Secondary outcomes were (1) significant ST deviation, defined as ST elevation or ST depression; (2) left ventricular hypertrophy (LVH); (3) ectopy; and (4) any bundle branch block (BBB), defined as LBBB, right BBB, BFB, or TFB.
Presence of each of the outcomes categories was as per consensus by the expert readers, based on current clinical definitions.10,11 Supplemental Table 2 shows the reference ECG abnormalities and corresponding PMcardio categories in each outcome definition.
Statistical analysis
Diagnostic accuracy was expressed as sensitivity, specificity, positive and negative likelihood ratio (LR+ and LR-, respectively), and positive and negative predictive value (PPV and NPV, respectively) with their 95% confidence interval (95% CI). For sensitivity, specificity, PPV, and NPV, a point estimate of 100% indicates perfect diagnostic accuracy while 0% indicates no predictive ability for the outcomes of interest. For likelihood ratios, LR+ >10 or LR- <0.10 are generally regarded as indicating good test properties for ruling in or ruling out an outcome of interest, respectively.12
The primary analysis of this study was to assess the diagnostic accuracy of the PMcardio compared with the interpretation of the expert panel for the outcomes of interest using the Android platform. As a secondary analysis we presented Cohen’s kappa and 95% CI for agreement between Android vs iPhone for the outcomes of interest in order to assess whether the application can be used equally in clinical practice by users of both platforms.13
To assess whether the indication for ECG, ECG quality, or ECG format could be of influence on PMcardio diagnostic accuracy, we provided subgroup analyses. We validated PMcardio for the primary and key secondary outcomes in the subsets of patients who presented with cardiac symptoms; those with excellent ECG quality, defined as no to mild overall noise (mild noise was defined as presence of baseline irregularities but with P wave still discernible) and up to 1 out of 12 leads with baseline drift in the 12-lead ECG; and those with the most frequently used ECG configurations (3 × 4 leads + 1 RS, n = 202; and 6 × 2 leads + 1 RS, n = 71; see Supplemental Figure 1 for examples of these ECG formats). We also provided a sensitivity analysis where only PMcardio ECG assessments with high level of confidence, not low or mid level of confidence, were counted as positive for the index test, with the aim of assessing the accuracy of the confidence levels provided by PMcardio. Finally, we provided a comparison between PMcardio (as assessed on Android platform) and the 12-lead ECG device’s in-built automated interpretation algorithm (AIA) in those with available 12-lead ECG AIA results (n = 45) in order to compare PMcardio’s interpretation with that of commonly available automated ECG interpretation algorithm.

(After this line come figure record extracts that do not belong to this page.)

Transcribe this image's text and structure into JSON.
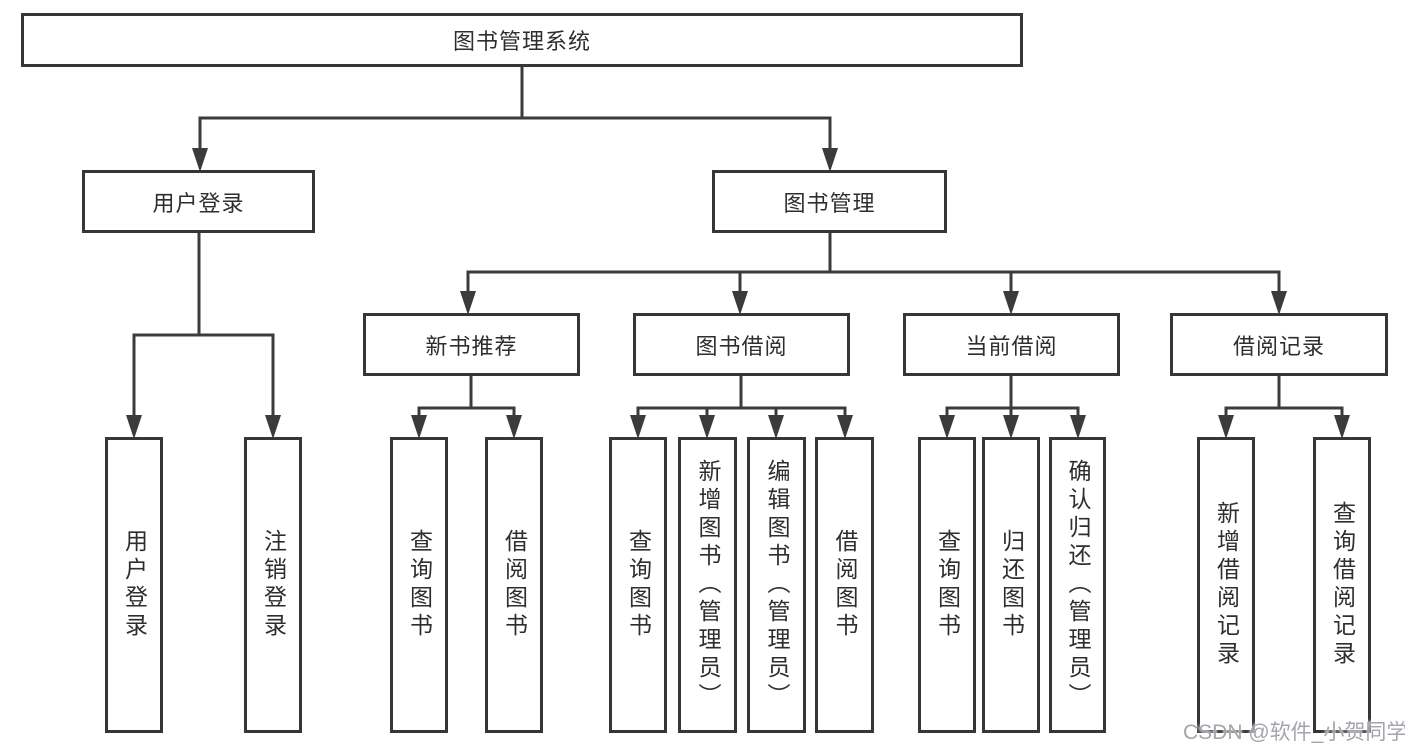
{
  "tree": {
    "root": {
      "label": "图书管理系统"
    },
    "branches": [
      {
        "label": "用户登录",
        "children": [
          {
            "label": "用户登录"
          },
          {
            "label": "注销登录"
          }
        ]
      },
      {
        "label": "图书管理",
        "children": [
          {
            "label": "新书推荐",
            "children": [
              {
                "label": "查询图书"
              },
              {
                "label": "借阅图书"
              }
            ]
          },
          {
            "label": "图书借阅",
            "children": [
              {
                "label": "查询图书"
              },
              {
                "label": "新增图书（管理员）"
              },
              {
                "label": "编辑图书（管理员）"
              },
              {
                "label": "借阅图书"
              }
            ]
          },
          {
            "label": "当前借阅",
            "children": [
              {
                "label": "查询图书"
              },
              {
                "label": "归还图书"
              },
              {
                "label": "确认归还（管理员）"
              }
            ]
          },
          {
            "label": "借阅记录",
            "children": [
              {
                "label": "新增借阅记录"
              },
              {
                "label": "查询借阅记录"
              }
            ]
          }
        ]
      }
    ]
  },
  "watermark": {
    "text": "CSDN @软件_小贺同学"
  },
  "colors": {
    "line": "#3b3b3b",
    "border": "#363636",
    "text": "#2e2e2e",
    "watermark": "#a4a4ac",
    "background": "#ffffff"
  }
}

We displayed descriptives of discrete variables as number and percentages and of continuous variables as median and interquartile range. We compared continuous variables using Student t test in case of normally distributed data or Mann–Whitney U test in case of non-normally distributed data, and proportions using the Fisher exact test or Pearson χ2 test. We assessed normality of distribution of continuous data using the Q-Q plot and Kolmogorov–Smirnov test. We used 2-tailed tests. We evaluated statistical significance in all analyses at the .05 level. We performed our analyses using R version 4.0.314 with the dplyr, expss, haven, table1, and vcd packages; SPSS version 28.0.1.1,15 and MedCalc version 20.118.16
Table 1.
Baseline characteristics
| All |
Excellent ECG quality sample† |
P value | |
|---|---|---|---|
| (n = 290) | (n = 189) | ||
| Age (years) | 67.0 (55.3–74.0) | 67.0 (56.0–75.0) | .925 |
| Female | 138 (47.6) | 85 (45.0) | .273 |
| Reason for ECG‡ | |||
| New symptoms | 173 (59.7) | 105 (55.6) | .069 |
| Cardiovascular risk management | 31 (10.7) | 23 (12.2) | .360 |
| Known diabetes mellitus | 47 (16.2) | 34 (18.0) | .337 |
| Known ischemic heart disease | 14 (4.8) | 13 (6.9) | .052 |
| Known heart rhythm disorder | 6 (2.1) | 4 (2.1) | 1.000 |
| Other | 19 (6.6) | 10 (5.3) | .348 |
| Symptoms§ | |||
| Palpitations | 74 (25.5) | 39 (20.6) | .014 |
| Chest pain | 64 (22.1) | 44 (23.3) | .595 |
| Dyspnea | 37 (12.8) | 24 (12.7) | 1.000 |
| Light-headedness | 23 (7.9) | 12 (6.3) | .256 |
| Fatigue | 26 (9.0) | 17 (9.0) | 1.000 |
| (Near) collapse | 12 (4.1) | 6 (3.2) | .414 |
| Other | 31 (10.7) | 18 (9.5) | .497 |
| Hypertension | 123 (42.4) | 79 (41.8) | .741 |
| Heart failure | 12 (4.1) | 7 (3.7) | .843 |
| Diabetes mellitus | 85 (29.3) | 60 (31.7) | .339 |
| Prior stroke/TIA | 18 (6.2) | 13 (6.9) | .694 |
| Atrial fibrillation | 30 (10.3) | 23 (12.2) | .233 |
| Other arrhythmia | 13 (4.5) | 9 (4.8) | .987 |
| Valvular disease | 13 (4.5) | 10 (5.3) | .540 |
| Hypercholesterolemia | 68 (23.4) | 44 (23.3) | 1.000 |
| Peripheral vascular disease | 22 (7.6) | 17 (9.0) | .314 |
| Coronary heart disease | 30 (10.3) | 20 (10.6) | 1.000 |
| COPD | 30 (10.3) | 16 (8.5) | .278 |
| Chronic kidney disease | 30 (10.3) | 18 (9.5) | .315 |
| Beta-blocker use | 57 (19.7) | 37 (19.6) | 1.000 |
| Sodium channel blocker use | 4 (1.4) | 2 (1.1) | .910 |
| Potassium channel blocker use | 2 (0.7) | 2 (1.1) | .770 |
| Calcium channel blocker use | 43 (14.8) | 28 (14.8) | 1.000 |
| Digoxin use | 2 (0.7) | 2 (1.1) | .770 |
Data are number (percentage) or median (interquartile range). P value is for difference between excellent (n = 189) and non-excellent (n = 101) ECG quality sample.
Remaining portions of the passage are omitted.